Cependant, cet accord collectif d’entreprise avait été annulé par un arrêt de la cour d’appel de Rouen du 19 septembre 2007 devenu définitif.

Par la suite, cent quarante huit salariés de la société Transports en commun de l’agglomération rouennaise ont saisi la juridiction prud’homale pour obtenir notamment le paiement de primes ou rappels de primes d’assiduité.

En effet, selon l’article 4 du protocole d’accord conclu le 7 février 2003, entre la direction TCAR et les syndicats CFDT et CFTC, les salariés sollicitaient le paiement de primes ou rappels de primes d’assiduité qui, selon eux, aurait dû leur être réglés sans déduction des absences pour maladie, accident du travail et pour cause de grève.

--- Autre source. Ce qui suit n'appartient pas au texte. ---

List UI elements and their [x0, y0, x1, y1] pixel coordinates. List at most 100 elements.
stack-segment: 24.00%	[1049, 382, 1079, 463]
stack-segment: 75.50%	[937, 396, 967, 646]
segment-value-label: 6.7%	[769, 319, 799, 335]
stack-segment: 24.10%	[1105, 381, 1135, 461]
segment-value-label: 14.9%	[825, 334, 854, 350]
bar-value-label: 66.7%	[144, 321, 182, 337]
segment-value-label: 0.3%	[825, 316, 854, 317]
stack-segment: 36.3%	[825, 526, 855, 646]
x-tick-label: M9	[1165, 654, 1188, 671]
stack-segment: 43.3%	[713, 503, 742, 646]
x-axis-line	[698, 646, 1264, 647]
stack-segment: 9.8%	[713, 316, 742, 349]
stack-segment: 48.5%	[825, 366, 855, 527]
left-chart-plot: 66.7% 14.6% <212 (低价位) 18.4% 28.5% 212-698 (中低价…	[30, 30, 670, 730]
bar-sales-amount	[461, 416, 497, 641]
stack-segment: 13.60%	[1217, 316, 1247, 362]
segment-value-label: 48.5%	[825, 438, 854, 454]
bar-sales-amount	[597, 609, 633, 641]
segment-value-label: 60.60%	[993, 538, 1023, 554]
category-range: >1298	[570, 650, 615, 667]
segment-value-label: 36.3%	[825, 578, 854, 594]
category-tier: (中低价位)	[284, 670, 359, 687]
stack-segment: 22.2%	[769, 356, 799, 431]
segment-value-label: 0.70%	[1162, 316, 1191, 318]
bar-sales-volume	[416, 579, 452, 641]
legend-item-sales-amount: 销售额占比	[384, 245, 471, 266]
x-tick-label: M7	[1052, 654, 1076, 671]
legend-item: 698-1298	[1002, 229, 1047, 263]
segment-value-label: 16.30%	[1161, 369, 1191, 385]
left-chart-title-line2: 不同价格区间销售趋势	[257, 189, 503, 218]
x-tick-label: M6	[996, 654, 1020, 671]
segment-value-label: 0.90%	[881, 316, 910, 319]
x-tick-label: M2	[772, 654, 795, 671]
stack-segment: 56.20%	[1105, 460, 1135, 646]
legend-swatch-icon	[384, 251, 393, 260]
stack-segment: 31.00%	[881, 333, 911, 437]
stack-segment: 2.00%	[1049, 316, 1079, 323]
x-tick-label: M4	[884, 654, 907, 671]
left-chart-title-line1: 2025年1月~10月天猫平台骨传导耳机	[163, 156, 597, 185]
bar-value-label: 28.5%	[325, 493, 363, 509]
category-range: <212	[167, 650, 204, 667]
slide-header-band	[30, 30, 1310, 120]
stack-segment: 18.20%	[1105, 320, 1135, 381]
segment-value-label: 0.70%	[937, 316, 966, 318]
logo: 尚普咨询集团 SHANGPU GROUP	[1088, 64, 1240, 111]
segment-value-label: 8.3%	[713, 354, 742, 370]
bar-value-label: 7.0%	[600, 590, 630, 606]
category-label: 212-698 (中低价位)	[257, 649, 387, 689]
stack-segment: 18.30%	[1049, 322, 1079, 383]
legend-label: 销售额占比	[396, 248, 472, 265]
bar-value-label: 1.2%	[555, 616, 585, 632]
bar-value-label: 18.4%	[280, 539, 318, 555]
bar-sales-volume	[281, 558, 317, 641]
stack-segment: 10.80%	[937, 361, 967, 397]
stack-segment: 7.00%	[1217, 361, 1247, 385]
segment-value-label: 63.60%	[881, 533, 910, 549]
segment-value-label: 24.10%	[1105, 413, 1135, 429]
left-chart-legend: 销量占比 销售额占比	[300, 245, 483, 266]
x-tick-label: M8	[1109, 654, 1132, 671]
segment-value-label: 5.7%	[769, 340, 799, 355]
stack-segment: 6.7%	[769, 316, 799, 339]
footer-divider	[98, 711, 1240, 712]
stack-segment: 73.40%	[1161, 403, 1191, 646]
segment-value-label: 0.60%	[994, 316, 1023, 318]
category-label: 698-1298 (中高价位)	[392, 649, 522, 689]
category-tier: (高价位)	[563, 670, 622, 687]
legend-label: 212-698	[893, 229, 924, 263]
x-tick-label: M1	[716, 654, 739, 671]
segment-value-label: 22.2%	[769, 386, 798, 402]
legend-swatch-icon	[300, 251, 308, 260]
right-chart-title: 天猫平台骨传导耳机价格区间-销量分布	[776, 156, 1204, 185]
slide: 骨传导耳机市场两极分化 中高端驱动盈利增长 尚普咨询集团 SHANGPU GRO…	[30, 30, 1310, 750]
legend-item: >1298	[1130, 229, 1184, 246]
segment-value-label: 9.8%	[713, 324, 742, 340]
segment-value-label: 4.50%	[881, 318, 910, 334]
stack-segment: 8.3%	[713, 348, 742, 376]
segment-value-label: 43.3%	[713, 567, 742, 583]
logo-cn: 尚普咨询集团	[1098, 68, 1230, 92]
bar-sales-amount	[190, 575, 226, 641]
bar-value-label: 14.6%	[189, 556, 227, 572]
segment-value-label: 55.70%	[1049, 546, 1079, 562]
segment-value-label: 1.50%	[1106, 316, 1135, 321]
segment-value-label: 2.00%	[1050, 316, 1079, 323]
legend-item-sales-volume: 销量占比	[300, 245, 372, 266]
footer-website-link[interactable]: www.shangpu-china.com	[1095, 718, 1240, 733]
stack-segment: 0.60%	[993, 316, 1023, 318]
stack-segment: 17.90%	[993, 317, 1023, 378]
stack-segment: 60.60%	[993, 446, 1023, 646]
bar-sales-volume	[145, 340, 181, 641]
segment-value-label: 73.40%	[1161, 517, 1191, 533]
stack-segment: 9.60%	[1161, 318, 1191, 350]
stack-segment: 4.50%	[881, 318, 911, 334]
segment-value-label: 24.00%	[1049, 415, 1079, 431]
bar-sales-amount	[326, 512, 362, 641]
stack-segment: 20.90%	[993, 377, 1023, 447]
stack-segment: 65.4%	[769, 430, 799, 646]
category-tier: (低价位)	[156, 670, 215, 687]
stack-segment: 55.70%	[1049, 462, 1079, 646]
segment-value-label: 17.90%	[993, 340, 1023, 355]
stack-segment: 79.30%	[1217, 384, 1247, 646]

La Cour d’appel a fait droit aux demandes des salariés, et a condamné l’employeur au paiement de sommes à titre de rappel de primes d’assiduité.

L’employeur a formé un pourvoi en cassation, en soutenant notamment que :

  1. Les salariés ne peuvent former de demandes en justice fondées sur un accord qui n’a pu produire aucun effet et, qu’au contraire ils doivent rembourser les primes perçues en application de cet accord, dès lors qu’elles ne constituent pas la contrepartie d’une prestation de travail.
  2. l’adage nemo auditur propriam suam turpitudinem allegans (nul ne peut invoquer en justice sa propre turpitude) ne fait obstacle à la restitution après nullité d’un contrat qu’en cas d’immoralité de l’objet ou de la cause de ce contrat, or en l’espèce  l’annulation de l’accord collectif du 7 février 2003 résultait du fait que ce dernier n’avait pas été signé par le syndicat CGT qui avait seul qualité pour signer cet accord dès lors qu’il révisait un précédent accord conclu dont ce syndicat était l’unique signataire.

La Haute juridiction fait droit aux arguments de l’employeur, et casse l’arrêt rendu par la Cour d’appel.

La Chambre sociale de la Cour de cassation rappelle le principe selon lequel ce qui est nul est réputé n’avoir jamais existé, de sorte qu’un accord nul ne peut produire aucun effet.